Cody Wood 8, is one of several fans who sat in front of computers in Suite 229… (Lawrence K. Ho / Los Angeles…)
With the Dodgers in last place and their stadium half empty on most nights, their season is starting to border on pointlessness.
But Tuesday night, several fans sat in front of computers in Suite 229 at Dodger Stadium with a heightened sense of purpose: to vote Andre Ethier into the All-Star game.
Ethier is one of five National League players who are part of Major League Baseball's Final Vote, in which fans cast ballots at mlb.com to determine who gets the last spot on the All-Star roster.
The Dodgers used Twitter to recruit voters, offering the first eight fans to respond a chance to spend the game Tuesday in a suite clicking away on Ethier's behalf. Each fan was permitted to take a guest.
Standing in the back of the suite, team spokesman Josh Rawitch recalled how he and his brother spent the summer days of their youth at Dodger Stadium punching paper ballots.
"This is the 21st century version of that," he said.
One of the voters, Elia Carrillo of East Los Angeles, said she wanted Ethier to play an All-Star game in his hometown of Phoenix.
"We need to send him home," Carrillo said.
Carrillo's 16-year-old niece, Melissa Carrillo, said she was unaware that paper ballots were ever used.
"Really?" she asked her aunt.
Others in the suite used a shortcut. Andrew Chane and his son, Matthew, used their iPhones to cast votes. By casting ballots via text message — fans can vote for Ethier by texting N1 to 89269 — they could bypass mlb.com's time-consuming security mechanism.
"We probably voted at least 200-300 times already," Andrew Chane said around the time of first pitch.
Rawitch spoke of the Dodgers' increased online presence, pointing to how they are increasingly relying on social media platforms such as Twitter and Facebook to spread word of their ticket promotions.
(In their latest offer, the Dodgers are selling $5 reserve-level seats for Ethier's bobblehead night Thursday.)
The Dodgers reached out to actress Alyssa Milano, one of their season-ticket holders, asking her to post a message on her Twitter account in support of Ethier. Milano has more than 1.7 million followers. Her message was copied by Major League Baseball's official account, which has 1.3 million followers.

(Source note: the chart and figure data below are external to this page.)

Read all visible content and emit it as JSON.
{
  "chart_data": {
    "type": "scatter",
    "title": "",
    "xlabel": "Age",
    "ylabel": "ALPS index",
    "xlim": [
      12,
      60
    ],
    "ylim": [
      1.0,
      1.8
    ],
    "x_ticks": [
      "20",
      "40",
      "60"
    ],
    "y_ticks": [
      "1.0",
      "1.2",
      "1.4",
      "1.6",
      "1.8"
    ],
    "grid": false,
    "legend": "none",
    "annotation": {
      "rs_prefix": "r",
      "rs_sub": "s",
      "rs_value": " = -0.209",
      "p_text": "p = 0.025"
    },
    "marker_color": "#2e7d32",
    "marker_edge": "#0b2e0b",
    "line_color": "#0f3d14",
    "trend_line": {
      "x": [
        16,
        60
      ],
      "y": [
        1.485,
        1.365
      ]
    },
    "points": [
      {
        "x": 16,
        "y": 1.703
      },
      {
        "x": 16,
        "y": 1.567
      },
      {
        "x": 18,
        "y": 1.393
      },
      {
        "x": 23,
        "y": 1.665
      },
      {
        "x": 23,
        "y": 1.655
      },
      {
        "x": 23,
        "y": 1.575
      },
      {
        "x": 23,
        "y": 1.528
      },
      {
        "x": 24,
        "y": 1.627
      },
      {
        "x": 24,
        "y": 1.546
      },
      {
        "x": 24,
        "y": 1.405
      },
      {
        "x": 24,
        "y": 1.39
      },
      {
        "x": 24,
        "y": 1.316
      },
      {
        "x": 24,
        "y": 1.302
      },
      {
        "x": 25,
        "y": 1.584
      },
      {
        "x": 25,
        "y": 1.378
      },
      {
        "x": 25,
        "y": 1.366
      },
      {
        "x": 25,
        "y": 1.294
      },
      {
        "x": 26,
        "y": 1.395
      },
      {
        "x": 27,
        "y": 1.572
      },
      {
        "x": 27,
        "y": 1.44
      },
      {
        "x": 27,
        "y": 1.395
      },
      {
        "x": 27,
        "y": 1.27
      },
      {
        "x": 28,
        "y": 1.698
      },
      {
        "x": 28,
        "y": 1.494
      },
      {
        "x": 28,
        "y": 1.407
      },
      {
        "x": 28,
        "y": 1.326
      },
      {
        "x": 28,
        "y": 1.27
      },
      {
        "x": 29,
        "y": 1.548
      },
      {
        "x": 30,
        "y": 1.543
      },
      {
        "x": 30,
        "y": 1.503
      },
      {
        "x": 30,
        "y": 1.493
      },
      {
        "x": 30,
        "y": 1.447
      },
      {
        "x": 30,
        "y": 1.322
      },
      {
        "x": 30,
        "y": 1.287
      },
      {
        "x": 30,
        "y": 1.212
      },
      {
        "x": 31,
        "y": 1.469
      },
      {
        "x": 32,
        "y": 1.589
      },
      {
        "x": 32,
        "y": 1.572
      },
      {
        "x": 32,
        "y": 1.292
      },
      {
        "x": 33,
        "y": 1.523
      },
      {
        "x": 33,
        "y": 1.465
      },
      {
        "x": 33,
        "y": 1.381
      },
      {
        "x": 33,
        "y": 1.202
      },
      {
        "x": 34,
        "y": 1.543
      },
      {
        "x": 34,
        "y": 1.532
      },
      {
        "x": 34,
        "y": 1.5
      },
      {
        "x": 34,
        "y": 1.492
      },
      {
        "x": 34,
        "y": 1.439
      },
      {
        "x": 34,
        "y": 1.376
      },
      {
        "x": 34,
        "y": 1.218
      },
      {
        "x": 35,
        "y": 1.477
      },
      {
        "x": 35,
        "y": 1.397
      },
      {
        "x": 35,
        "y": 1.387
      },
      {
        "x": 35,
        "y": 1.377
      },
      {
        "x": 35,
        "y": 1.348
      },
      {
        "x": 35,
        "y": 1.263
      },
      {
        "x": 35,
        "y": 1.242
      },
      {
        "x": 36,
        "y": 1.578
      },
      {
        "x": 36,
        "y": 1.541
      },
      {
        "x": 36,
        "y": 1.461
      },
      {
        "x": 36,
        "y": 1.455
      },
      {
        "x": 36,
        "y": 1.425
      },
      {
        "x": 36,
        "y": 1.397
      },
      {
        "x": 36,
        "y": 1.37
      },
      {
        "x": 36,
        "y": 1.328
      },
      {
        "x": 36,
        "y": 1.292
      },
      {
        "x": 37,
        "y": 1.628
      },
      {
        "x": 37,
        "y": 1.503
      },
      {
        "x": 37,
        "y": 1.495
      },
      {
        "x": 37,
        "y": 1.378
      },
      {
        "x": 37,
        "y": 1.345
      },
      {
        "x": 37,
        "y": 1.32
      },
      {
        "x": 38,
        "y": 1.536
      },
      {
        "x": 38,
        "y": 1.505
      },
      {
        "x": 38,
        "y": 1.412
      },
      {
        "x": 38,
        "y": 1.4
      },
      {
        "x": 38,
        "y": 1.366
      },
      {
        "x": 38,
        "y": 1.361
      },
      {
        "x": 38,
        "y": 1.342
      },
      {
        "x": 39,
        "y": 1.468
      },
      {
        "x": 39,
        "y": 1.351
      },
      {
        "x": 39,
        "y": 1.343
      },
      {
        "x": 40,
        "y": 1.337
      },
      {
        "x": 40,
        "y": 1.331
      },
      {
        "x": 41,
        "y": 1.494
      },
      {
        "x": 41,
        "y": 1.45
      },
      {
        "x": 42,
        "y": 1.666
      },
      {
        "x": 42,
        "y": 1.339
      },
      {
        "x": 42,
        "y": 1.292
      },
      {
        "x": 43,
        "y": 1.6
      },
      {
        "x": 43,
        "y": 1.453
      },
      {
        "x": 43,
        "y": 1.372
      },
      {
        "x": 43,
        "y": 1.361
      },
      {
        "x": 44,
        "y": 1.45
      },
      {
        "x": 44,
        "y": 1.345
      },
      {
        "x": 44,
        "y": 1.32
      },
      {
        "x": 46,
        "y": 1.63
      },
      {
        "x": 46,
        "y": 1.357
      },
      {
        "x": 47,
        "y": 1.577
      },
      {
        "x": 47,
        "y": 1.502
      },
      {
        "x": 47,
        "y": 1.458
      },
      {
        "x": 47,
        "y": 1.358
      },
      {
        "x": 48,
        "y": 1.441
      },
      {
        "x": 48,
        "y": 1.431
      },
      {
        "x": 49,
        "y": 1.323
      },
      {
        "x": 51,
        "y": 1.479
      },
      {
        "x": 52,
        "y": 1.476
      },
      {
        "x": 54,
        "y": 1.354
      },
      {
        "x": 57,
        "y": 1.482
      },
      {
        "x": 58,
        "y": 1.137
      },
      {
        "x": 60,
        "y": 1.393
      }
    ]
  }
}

The team also teamed with the Chicago White Sox in a cross-promotional effort to get their players selected. The White Sox, with whom the Dodgers share a spring-training facility in Arizona, have Paul Konerko on the American League Final Vote ballot.
Like Ethier, Konerko grew up in Arizona.
Ethier filmed a short video segment telling fans to vote for Konerko and Konerko did the same for him. The videos were posted on their teams' official websites and shown in their home parks.
The Dodgers and White Sox aren't alone. The Detroit Tigers and Philadelphia Phillies, for example, launched a Victor/Victorino campaign on behalf of Tigers catcher Victor Martinez and Phillies outfielder Shane Victorino.
Victorino is the leader for the NL Final Vote, which concludes at 1 p.m. on Thursday.
Victorino received the backing of Shaquille O'Neal, who has four-million-plus Twitter followers.
In a suite near the voters, Roberto Baly was complaining about O'Neal's endorsement.
But asked if he would rather be supported by O'Neal or Milano, Baly smiled and replied, "Alyssa."
Baly was one of 16 bloggers the Dodgers were hosting as part of an online-outreach initiative.
While in the suite, the bloggers received a call from Ethier, who asked for their support.
Most of the bloggers said they were indifferent about All-Star balloting, but Baly wasn't one of them. Baly, who runs the site vinscullyismyhomeboy.com, said he has spent 10 hours in recent days casting some 2,000 votes for Ethier.
Ethier said he was grateful for the support.
"It's a great chance for our fans to show they still support this team with all the distractions, on and off the field," said Ethier, who sat out the game because of a fever. "It's not just off-the-field ones. The way we've been playing too hasn't made people run to buy tickets to watch us play. "After not showing up to the ballpark, hopefully, they can sit at home and punch up all night."